Frankfurt hat das Rennen um die EBA verloren. Eine Niederlage mit Symbolkraft – Ein Beitrag von Jan Pieter Krahnen

Frankfurt hat im Wettbewerb um einen neuen Standort für die European Banking Authority (EBA) den Kürzeren gezogen. Die Wahl fiel auf Paris, wo bereits die Europäische Wertpapier- und Marktaufsicht (European Securities and Markets Authority, ESMA) beheimatet ist. Die wirtschaftliche Bedeutung der EBA mit ihren rund 220 Mitarbeitern ist für den Standort Frankfurt eher gering, verglichen mit anderen Aufsichtsinstitutionen, die sich bislang dort angesiedelt haben. Während die Bankenaufsicht lediglich die Regeln und Vorschriften für die Banken formuliert, übernimmt der mit mehreren tausend Mitarbeitern in Frankfurt ansässige Einheitliche Bankenaufsichtsmechanismus (Single Supervisory Mechanism, SSM) die eigentliche Aufsicht über die Banken. Insofern ist die Entscheidung der EU-Minister für Paris und gegen Frankfurt eher eine Niederlage von symbolischer Bedeutung. Sie zeigt, dass Frankfurt sich noch mehr anstrengen muss, wenn es gelingen soll, als Folge des Brexits substantielle Teile des Londoner Finanzmarktes an den Main zu holen. Ein harter Wettbewerb um Märkte und Marktteilnehmer gehört zu den guten Traditionen in Europa. Es ist also keineswegs selbstverständlich, dass Frankfurt als Gewinner des Brexits hervorgehen wird.

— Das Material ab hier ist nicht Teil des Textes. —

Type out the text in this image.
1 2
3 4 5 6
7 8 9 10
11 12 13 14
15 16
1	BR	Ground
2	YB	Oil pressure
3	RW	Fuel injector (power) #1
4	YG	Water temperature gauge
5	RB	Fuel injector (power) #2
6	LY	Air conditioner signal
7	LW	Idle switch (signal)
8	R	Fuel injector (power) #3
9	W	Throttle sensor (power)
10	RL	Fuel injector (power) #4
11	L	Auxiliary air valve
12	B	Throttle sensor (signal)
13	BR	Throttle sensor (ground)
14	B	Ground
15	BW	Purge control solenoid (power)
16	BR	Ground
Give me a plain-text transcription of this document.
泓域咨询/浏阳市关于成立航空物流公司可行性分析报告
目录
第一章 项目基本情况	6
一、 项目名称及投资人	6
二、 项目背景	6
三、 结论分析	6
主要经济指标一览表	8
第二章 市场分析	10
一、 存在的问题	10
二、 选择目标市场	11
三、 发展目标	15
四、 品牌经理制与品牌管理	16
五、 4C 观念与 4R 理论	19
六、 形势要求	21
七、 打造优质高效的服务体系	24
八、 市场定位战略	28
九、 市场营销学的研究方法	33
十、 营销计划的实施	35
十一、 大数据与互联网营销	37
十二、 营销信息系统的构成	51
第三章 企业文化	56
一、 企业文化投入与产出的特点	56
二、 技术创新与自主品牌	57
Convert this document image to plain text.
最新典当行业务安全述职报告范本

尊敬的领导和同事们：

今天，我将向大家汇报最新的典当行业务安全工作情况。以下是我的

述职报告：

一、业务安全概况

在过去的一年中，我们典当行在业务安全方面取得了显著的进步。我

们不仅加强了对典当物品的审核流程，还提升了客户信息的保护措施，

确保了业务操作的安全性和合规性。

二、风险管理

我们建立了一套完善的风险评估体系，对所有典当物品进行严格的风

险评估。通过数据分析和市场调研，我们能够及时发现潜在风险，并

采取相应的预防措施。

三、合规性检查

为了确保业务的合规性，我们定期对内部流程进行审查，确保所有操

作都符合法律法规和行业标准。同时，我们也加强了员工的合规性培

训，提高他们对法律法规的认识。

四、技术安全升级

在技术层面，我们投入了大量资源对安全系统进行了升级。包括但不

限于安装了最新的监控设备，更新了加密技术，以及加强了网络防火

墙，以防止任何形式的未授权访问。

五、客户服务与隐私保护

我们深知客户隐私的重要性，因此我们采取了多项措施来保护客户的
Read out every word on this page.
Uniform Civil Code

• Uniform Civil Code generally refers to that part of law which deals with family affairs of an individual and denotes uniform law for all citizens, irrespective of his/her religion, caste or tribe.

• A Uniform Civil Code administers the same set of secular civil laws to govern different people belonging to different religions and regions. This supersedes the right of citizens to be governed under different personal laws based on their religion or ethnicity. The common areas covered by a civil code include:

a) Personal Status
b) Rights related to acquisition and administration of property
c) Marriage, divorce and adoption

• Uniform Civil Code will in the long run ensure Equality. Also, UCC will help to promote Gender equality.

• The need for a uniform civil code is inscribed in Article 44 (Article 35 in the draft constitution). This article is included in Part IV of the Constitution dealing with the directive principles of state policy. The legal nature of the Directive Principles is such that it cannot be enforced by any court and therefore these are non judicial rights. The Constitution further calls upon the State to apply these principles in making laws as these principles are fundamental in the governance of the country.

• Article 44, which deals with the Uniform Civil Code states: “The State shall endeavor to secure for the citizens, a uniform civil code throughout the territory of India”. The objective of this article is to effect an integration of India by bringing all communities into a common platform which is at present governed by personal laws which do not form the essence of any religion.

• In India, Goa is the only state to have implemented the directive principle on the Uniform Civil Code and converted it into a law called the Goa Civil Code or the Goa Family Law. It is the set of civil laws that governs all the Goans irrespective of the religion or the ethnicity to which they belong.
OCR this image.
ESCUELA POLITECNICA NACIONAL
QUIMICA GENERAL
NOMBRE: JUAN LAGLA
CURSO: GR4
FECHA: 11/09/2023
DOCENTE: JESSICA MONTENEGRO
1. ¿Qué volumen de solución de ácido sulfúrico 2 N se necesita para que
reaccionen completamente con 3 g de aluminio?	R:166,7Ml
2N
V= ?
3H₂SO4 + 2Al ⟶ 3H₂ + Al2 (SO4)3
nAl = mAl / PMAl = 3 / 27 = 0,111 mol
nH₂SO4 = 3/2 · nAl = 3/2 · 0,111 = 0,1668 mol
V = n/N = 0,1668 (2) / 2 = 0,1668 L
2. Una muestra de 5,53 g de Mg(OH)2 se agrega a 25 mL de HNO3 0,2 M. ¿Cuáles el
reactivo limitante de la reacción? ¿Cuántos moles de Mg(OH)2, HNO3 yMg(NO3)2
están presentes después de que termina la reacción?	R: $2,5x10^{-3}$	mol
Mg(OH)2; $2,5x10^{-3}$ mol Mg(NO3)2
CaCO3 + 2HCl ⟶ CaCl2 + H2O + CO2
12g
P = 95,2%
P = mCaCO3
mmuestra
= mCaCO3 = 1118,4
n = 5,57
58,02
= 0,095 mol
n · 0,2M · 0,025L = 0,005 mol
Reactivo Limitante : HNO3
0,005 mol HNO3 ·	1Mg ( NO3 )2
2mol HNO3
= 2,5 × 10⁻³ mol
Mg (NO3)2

Als guter Verlierer sollte man den Franzosen zu ihrem Erfolg gratulieren. Die Bedeutung des Finanzplatzes Paris wird mit der Ansiedlung der EBA weiter zunehmen. Mit der Entscheidung der EU-Minister ist außerdem auf indirekte Weise Präsident Emmanuel Macrons offensiver pro-europäischer Kurs bestätigt worden. Sie ist ein Signal, dass seine intensiven Bemühungen um eine Weiterentwicklung der Europäischen Union in Brüssel anerkannt und honoriert werden. Aus der deutschen Politik hingegen kommen kaum Signale in diese Richtung. Die ausgestreckte Hand Macrons hängt in der Luft. Hierzulande fehlen das Nachdenken und die Diskussion über eine Strategie zur Weiterentwicklung der EU. Dies ist teilweise auf die derzeit unklare politische Situation zurückzuführen. Es ist zusätzlich bedauerlich, dass Deutschland in den kommenden Monaten weiterhin keine handlungsfähige Regierung haben wird und dies in einer Zeit, in der wir diese dringend benötigen.